Centurion, 1896–1951

Born 21 December 1862 in Chicago, Illinois

Died 3 January 1951 in New York (Manhattan), New York

Buried Saint Philip’s Church Cemetery, Garrison, New York

Proposed by Joseph H. Choate and Charles Coolidge Haight

Elected 4 April 1896 at age thirty-three

Archivist’s Note: Son of William H. Osborn; brother of Henry Fairfield Osborn; grandson of Jonathan Sturges; father of Earl D. Osborn, Frederick Henry Osborn, and William Henry Osborn; uncle of A. Perry Osborn and Fairfield Osborn

Proposer of:

Century Memorial

Mr. Osborn’s contemporaries called him Will; but he lived a long time, and finally everybody except his descendants called him Mr. Osborn. He was very tall, and lean, and had a pleasant, resonant voice. He lived at Garrison; and he remarked, once, that the railroad station there was fairly littered up at train-time with giants belonging to the Fish and Osborn families.

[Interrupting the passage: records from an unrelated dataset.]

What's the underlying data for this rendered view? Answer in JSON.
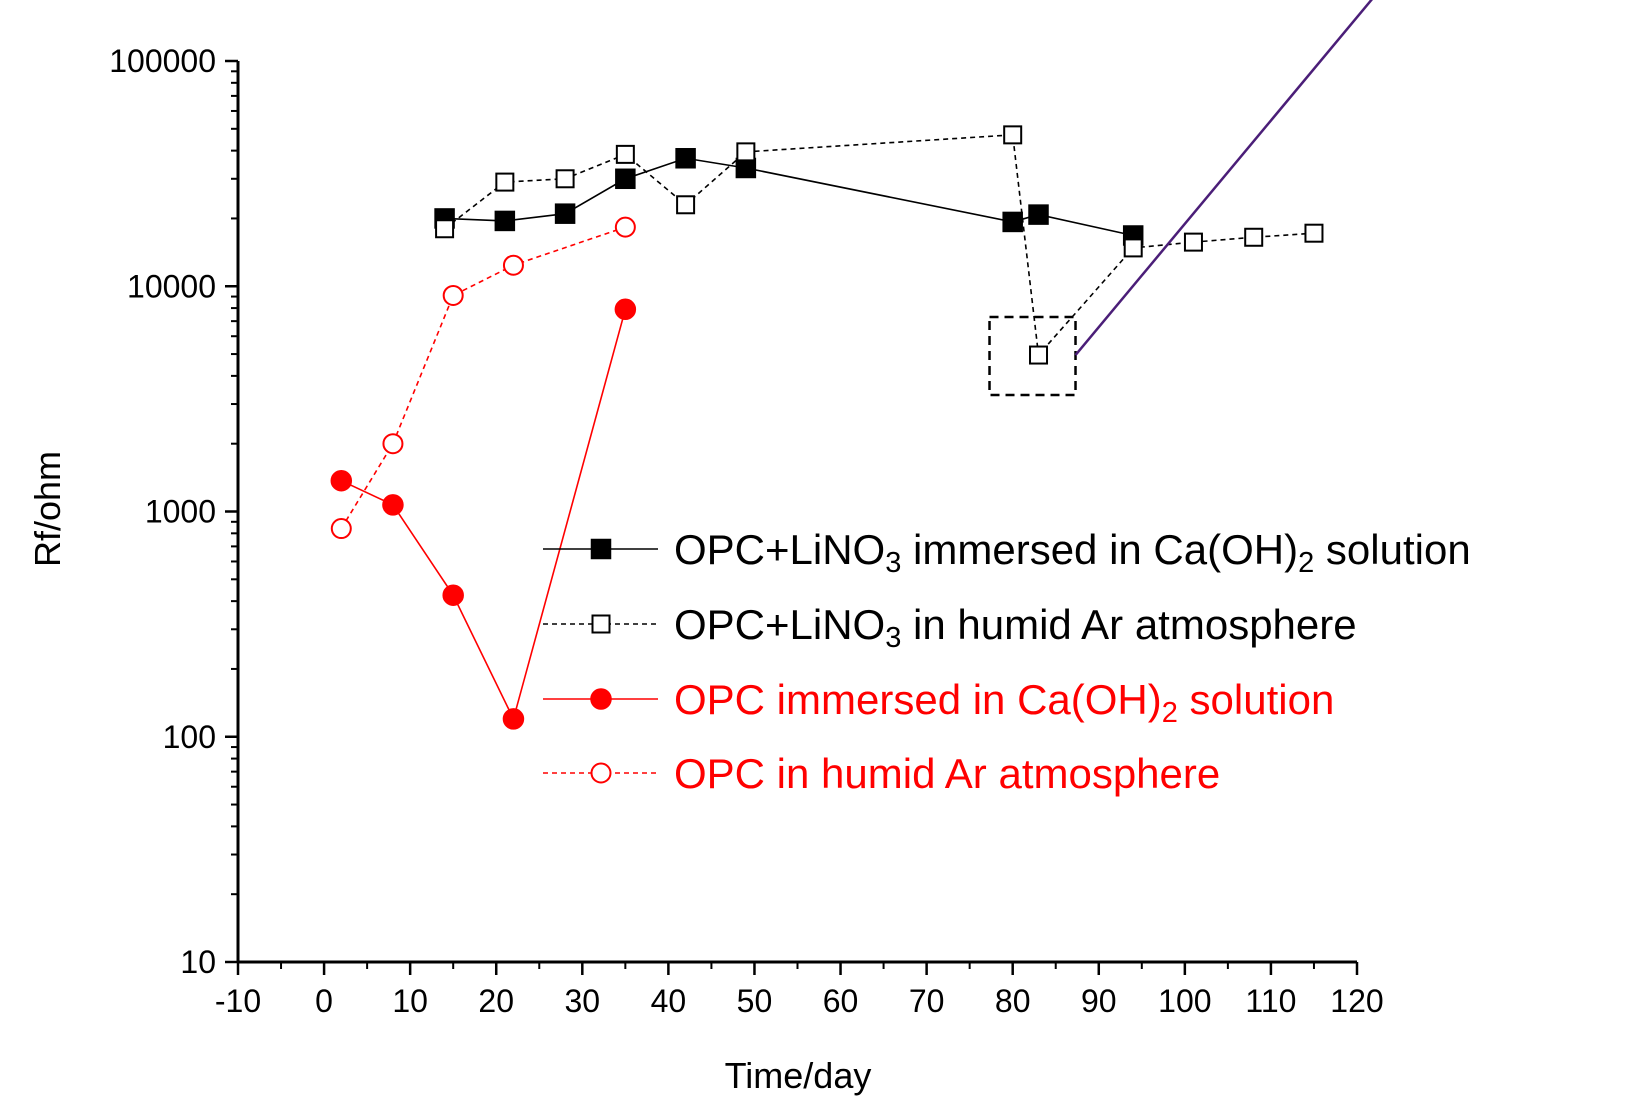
{
  "chart_data": {
    "type": "scatter",
    "xlabel": "Time/day",
    "ylabel": "Rf/ohm",
    "xlim": [
      -10,
      120
    ],
    "ylim": [
      10,
      100000
    ],
    "yscale": "log",
    "x_ticks": [
      "-10",
      "0",
      "10",
      "20",
      "30",
      "40",
      "50",
      "60",
      "70",
      "80",
      "90",
      "100",
      "110",
      "120"
    ],
    "y_ticks": [
      "10",
      "100",
      "1000",
      "10000",
      "100000"
    ],
    "legend_position": "center-right",
    "series": [
      {
        "key": "s1",
        "color": "#000000",
        "marker": "filled-square",
        "line": "solid",
        "x": [
          14,
          21,
          28,
          35,
          42,
          49,
          80,
          83,
          94
        ],
        "y": [
          20000,
          19500,
          21000,
          30000,
          37000,
          33500,
          19300,
          20800,
          16800
        ]
      },
      {
        "key": "s2",
        "color": "#000000",
        "marker": "open-square",
        "line": "dashed",
        "x": [
          14,
          21,
          28,
          35,
          42,
          49,
          80,
          83,
          94,
          101,
          108,
          115
        ],
        "y": [
          18000,
          29000,
          30000,
          38500,
          23000,
          39500,
          47000,
          4950,
          14800,
          15700,
          16500,
          17200
        ]
      },
      {
        "key": "s3",
        "color": "#ff0000",
        "marker": "filled-circle",
        "line": "solid",
        "x": [
          2,
          8,
          15,
          22,
          35
        ],
        "y": [
          1370,
          1070,
          425,
          120,
          7900
        ]
      },
      {
        "key": "s4",
        "color": "#ff0000",
        "marker": "open-circle",
        "line": "dashed",
        "x": [
          2,
          8,
          15,
          22,
          35
        ],
        "y": [
          840,
          2000,
          9100,
          12400,
          18300
        ]
      }
    ],
    "legend": [
      {
        "series": "s1",
        "prefix": "OPC+LiNO",
        "sub1": "3",
        "mid": " immersed in Ca(OH)",
        "sub2": "2",
        "suffix": " solution",
        "color": "#000000"
      },
      {
        "series": "s2",
        "prefix": "OPC+LiNO",
        "sub1": "3",
        "mid": " in humid Ar atmosphere",
        "sub2": "",
        "suffix": "",
        "color": "#000000"
      },
      {
        "series": "s3",
        "prefix": "OPC immersed in Ca(OH)",
        "sub1": "2",
        "mid": " solution",
        "sub2": "",
        "suffix": "",
        "color": "#ff0000"
      },
      {
        "series": "s4",
        "prefix": "OPC in humid Ar atmosphere",
        "sub1": "",
        "mid": "",
        "sub2": "",
        "suffix": "",
        "color": "#ff0000"
      }
    ],
    "annotation": {
      "box_center": [
        83,
        4950
      ],
      "arrow_color": "#4b1e78"
    }
  }
}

He graduated from Princeton in 1883, and from the Harvard Law School in 1889. In 1942 Princeton gave him an LL.D. His considerable achievements as a lawyer were eclipsed by the importance of his services as a public figure. He was always a Democrat, and from 1914 to 1916 he was chairman of the Democratic State Committee. He was the ally and friend of A1 Smith. In 1936, like many other responsible citizens, he was completely disgusted with the waste and boondoggling of the Administration [of Franklin D. Roosevelt], and in August he announced privately that he would vote Republican. Thereafter, however, he went to Bar Harbor for some weeks, and there he was so revolted by the smug complacency of the rich that he just couldn’t do it.

He had a compelling sense of responsibility to the community, and this was tempered by hard common-sense and kindly humor. He was a member of the Board of the Metropolitan Museum for forty-five years, and he was a director of the Children’s Aid Society for sixty years. These were his paramount interests: and the amount of harm that he prevented ill-advised enthusiasts from doing in these fields is incalculable. He saw the great city’s crop of children as the most important thing in the world; and for them he won vital services in crowded neighborhoods where small feet sound the quick-step of the future.

He was a disciplined and tolerant person of complete integrity. Looking backward, it seems as though his stand on controversial public questions was always right—though not always adopted. Of course to be right is not enough; but for the truth as he saw it he fought a good fight.

His friends loved him. His opponents respected him. He had the qualities of John Hampden. He was at peace with himself.